Chip heaters, overcooked meat and vegetables every night, outside pan dunnies, nib pens, ink wells sunk into school desks, and suddenly I was back almost swimming in the 1950s of my childhood. I was taken back to those sepia days by a Herald article about a book by Hunter historian Doug Saxon examining life and school in the Newcastle suburb of Hamilton in the 1950s. It is little things, small changes, that for me mark the great difference between life in 1950s and today, not so much such big changes as satellites and computers and mobile phones and plastic cards.
Food was hugely different then. No pizza, no pasta (not even spag bol), no coffee. No wine, and take-home beer was sold only in big (750ml) bottles. There was no frozen food, and while, of course, there were no frozen chooks there were not even fresh dressed chooks or chicken breasts. Chicken was only ever a roast, and it was a bird that had been decapitated in the backyard before, to the amazement and delight of children, running amok (and upright) for quite some time with blood spurting from its severed neck.
Corner stores instead of supermarkets, butcher shops with sawdust on the floor, milk delivered to everyone in pint bottles before dawn, a draught horse pulling a bread cart.
No backyard pools, no barbecues, but every backyard had an incinerator that sent smoke, often black smoke, billowing into the neighbourhood. No airconditioning, no flyscreens. Very few phones and television sets, but everyone had a wireless that played Dad and Dave at 6pm.
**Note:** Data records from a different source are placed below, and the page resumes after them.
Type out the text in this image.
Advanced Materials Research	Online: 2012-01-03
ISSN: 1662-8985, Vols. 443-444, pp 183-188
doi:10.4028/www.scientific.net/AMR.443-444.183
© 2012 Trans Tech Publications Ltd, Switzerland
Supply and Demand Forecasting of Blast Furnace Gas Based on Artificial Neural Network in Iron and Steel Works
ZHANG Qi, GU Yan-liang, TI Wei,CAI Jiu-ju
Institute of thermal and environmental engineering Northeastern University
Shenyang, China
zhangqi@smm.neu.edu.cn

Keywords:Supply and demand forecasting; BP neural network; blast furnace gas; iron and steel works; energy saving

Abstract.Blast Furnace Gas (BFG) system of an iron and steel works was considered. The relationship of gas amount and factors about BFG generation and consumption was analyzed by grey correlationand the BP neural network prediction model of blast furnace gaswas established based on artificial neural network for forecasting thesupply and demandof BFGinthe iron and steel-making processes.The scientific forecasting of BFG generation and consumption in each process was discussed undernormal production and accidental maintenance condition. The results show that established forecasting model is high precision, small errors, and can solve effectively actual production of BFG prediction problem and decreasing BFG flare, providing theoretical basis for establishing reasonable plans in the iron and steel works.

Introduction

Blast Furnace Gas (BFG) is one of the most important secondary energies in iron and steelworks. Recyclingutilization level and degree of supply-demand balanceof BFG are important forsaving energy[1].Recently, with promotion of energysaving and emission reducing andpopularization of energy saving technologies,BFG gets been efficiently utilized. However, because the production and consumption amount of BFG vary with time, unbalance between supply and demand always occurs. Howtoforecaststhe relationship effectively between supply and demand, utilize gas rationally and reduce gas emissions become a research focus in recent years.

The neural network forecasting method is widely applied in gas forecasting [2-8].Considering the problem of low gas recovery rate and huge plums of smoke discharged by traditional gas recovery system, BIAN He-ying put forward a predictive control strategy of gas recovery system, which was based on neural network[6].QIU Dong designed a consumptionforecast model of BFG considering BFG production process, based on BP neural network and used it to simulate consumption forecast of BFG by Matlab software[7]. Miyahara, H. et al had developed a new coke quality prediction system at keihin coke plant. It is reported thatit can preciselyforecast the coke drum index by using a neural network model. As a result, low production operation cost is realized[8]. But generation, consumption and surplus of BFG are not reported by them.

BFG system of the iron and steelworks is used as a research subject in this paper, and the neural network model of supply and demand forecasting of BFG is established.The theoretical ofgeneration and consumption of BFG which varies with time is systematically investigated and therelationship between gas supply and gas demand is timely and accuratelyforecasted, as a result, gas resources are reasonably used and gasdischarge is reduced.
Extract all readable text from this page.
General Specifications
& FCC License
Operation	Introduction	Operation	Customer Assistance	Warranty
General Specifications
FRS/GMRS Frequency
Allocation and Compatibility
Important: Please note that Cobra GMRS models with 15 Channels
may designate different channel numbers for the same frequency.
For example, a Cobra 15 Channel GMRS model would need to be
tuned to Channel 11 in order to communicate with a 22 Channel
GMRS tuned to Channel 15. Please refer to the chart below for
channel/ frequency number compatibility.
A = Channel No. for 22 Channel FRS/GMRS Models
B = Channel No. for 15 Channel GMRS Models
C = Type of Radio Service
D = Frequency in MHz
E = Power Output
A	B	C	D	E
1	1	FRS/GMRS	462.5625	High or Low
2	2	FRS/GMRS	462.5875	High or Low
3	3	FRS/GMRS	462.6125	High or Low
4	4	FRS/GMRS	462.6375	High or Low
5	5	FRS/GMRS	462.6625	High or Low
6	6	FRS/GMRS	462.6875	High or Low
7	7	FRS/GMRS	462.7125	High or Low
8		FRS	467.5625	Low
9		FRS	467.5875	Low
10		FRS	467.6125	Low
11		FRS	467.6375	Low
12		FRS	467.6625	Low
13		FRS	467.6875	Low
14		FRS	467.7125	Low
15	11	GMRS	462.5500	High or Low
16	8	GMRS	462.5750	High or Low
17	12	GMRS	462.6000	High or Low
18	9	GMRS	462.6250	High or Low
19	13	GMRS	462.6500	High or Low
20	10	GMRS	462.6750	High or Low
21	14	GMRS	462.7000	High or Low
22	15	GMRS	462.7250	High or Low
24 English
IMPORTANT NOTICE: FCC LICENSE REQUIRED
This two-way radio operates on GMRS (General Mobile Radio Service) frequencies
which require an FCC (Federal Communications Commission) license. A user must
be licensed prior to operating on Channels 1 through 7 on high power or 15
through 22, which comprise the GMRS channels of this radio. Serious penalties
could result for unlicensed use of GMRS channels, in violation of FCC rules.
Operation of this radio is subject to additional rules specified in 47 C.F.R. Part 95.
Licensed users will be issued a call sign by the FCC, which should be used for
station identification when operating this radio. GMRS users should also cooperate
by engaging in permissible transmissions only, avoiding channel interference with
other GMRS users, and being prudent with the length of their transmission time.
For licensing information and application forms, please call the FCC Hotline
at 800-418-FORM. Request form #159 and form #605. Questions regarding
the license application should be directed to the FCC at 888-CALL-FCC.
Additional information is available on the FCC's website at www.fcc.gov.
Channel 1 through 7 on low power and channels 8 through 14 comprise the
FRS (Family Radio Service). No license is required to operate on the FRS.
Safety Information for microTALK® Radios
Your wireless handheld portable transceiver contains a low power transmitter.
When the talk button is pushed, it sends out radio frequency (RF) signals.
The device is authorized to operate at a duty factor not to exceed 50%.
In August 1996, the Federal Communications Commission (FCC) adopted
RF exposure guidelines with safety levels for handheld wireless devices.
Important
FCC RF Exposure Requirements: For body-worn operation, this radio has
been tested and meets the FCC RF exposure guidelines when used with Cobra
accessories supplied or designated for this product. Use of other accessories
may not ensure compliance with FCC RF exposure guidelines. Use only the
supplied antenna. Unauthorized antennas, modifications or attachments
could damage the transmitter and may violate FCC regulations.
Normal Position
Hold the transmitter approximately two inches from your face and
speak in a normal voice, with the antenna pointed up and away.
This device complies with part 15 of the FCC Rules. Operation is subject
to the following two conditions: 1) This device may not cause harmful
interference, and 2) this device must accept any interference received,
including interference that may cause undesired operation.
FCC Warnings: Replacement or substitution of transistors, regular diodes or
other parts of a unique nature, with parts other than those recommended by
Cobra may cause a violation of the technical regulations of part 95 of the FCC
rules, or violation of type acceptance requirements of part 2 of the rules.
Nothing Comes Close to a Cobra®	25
And the biggest night of the year, bigger even than Christmas Eve and Christmas night and New Year's Eve, was cracker night. Skyrockets swishing from milk bottles, Roman candles, shooting stars, penny and tuppenny bungers, tom thumbs and a backyard bonfire so big it would make the news today.
And all children had aunties and uncles who weren't really their aunties and uncles. And all men smoked and they smoked anywhere and everywhere.
How was the world of your childhood different? Were they really the good old days?